Je suis morte le 11 janvier 2026, voilà déjà une semaine, illuminée par le soleil de ce dimanche, lavée par mes larmes.
Une traversée inconfortable et pourtant fabuleuse !
Mort d'une part cérébrale par implosion.
Je suis morte à la vie professionnelle telle que je l'ai vécue. Du moins, je l'ai enfin accepté…
Je suis morte à ma vie sociale telle que j'ai tenté de la maintenir. Echec et mat.
Je suis morte face aux réseaux sociaux, depuis bien longtemps déjà.
Je suis, enfin, morte à la vie amoureuse, devenue pure fantasme.
Je suis morte au rêve d'harmonie joyeuse entre mes 2 chats.
Je suis morte à l'idée de vivre comme je continuais à le faire.
Je suis morte à ma maternité.
Je suis morte à mon enfance et à la relation à ma mère.
Je suis morte à ma fratrie et je suis morte à mes relations amicales.
Je suis morte aux engagements que j'ai pris avec moi-même et tous les autres.
Je suis morte chaque soir pour renaître chaque matin. Je me fais ainsi le cadeau de découvrir ce que cette nouvelle journée va m'offrir de vivant.
Je meurs chaque jour, façon "Egypte Antique", dans le mythe d'Isis et Osiris.
Je m'endors avec Atoum, je me lève avec Thorkhep.
Je file le jour au gré de l'inspiration.
Tout est nouveau depuis ce territoire des morts, tout est fiction et romanesque.
Morte, je suis libre, et sans attente. Morte, je revis.
Un jour je quitterais cette enveloppe corporelle pour de bon et je serais peut-être alors une morte "alignée".
Je laisserais mon corps redevenir poussière et humus pour rejoindre la nature qui m'a nourrie et accueillie.
Juste retour des choses !
Mon esprit peut s'éteindre. Il ne sert à rien, en soi. Mon cœur est déjà en paix. Mon âme pourra s'envoler où son chemin la mène, que ce soit un paradis, un enfer ou un trou noir.

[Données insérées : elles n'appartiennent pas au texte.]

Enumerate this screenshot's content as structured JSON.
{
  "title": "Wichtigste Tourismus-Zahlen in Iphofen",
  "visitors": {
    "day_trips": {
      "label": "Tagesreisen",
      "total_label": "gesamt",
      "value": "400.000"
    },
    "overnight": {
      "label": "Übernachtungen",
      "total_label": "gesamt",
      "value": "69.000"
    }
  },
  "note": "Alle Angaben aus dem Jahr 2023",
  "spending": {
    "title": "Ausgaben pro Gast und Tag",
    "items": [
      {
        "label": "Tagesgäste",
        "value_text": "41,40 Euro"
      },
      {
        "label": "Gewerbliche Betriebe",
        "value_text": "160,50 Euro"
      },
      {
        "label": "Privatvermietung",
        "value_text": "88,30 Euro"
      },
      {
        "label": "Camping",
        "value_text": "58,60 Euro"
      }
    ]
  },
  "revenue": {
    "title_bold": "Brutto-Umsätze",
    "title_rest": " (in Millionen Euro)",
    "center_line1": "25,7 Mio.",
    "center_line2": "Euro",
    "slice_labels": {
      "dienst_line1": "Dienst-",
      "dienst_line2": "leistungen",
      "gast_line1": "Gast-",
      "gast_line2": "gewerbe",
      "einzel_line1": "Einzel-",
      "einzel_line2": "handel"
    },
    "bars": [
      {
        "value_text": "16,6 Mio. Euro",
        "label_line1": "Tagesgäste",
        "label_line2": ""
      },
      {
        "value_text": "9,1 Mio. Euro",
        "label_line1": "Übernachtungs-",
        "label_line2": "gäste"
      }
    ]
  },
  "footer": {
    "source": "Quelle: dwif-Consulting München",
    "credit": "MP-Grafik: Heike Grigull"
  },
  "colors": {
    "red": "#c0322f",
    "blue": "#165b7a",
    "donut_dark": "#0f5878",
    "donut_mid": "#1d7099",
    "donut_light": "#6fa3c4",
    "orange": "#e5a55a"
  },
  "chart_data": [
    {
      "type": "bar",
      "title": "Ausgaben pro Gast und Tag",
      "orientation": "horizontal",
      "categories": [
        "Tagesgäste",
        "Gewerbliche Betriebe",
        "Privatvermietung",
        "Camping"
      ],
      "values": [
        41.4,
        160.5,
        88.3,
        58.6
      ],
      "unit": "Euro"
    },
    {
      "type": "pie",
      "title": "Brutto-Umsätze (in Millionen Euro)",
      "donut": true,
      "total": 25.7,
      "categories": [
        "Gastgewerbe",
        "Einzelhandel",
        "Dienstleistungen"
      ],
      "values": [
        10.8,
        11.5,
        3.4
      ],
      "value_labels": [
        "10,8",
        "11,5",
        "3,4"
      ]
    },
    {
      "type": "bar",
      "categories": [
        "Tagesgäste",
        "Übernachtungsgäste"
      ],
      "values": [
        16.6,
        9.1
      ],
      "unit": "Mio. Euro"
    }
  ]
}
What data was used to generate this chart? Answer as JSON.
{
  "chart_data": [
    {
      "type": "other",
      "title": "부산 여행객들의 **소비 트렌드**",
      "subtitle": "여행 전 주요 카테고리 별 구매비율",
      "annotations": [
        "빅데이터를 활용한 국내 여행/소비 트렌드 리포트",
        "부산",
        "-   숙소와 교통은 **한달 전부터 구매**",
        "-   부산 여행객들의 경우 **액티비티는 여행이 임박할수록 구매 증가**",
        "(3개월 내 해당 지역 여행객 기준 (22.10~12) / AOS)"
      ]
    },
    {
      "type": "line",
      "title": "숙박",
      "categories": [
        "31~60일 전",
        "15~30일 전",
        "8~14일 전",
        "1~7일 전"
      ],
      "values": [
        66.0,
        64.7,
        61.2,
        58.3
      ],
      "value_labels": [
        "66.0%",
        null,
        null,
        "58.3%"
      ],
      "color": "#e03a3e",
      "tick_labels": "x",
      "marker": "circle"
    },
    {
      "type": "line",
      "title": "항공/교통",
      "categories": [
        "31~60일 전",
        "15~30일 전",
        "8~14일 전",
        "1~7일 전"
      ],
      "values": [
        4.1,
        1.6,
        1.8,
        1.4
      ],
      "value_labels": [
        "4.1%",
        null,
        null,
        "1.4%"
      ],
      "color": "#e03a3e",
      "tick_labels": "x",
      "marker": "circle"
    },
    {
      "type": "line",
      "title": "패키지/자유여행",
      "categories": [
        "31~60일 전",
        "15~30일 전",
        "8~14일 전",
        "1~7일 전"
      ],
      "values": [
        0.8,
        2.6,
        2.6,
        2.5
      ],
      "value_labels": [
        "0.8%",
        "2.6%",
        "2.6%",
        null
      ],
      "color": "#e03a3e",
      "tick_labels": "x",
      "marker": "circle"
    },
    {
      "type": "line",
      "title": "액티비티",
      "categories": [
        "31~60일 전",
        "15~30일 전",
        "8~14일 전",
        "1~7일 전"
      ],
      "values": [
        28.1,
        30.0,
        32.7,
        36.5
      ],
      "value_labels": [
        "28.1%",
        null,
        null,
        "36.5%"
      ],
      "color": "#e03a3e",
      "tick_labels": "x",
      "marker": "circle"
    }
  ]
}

Parce que sa propre mort est une fenêtre sur une autre manière de vivre.
Tous mes silences seront devenus alors une évidence, dans la continuité de ma vie de morte.
Texte inspiré de mes lectures récentes et en cours : Entre les 5 tomes "RAMSES" de Christian JACQ et "Les Thanatonautes" de Bernard WERBER, ma plume vagabonde.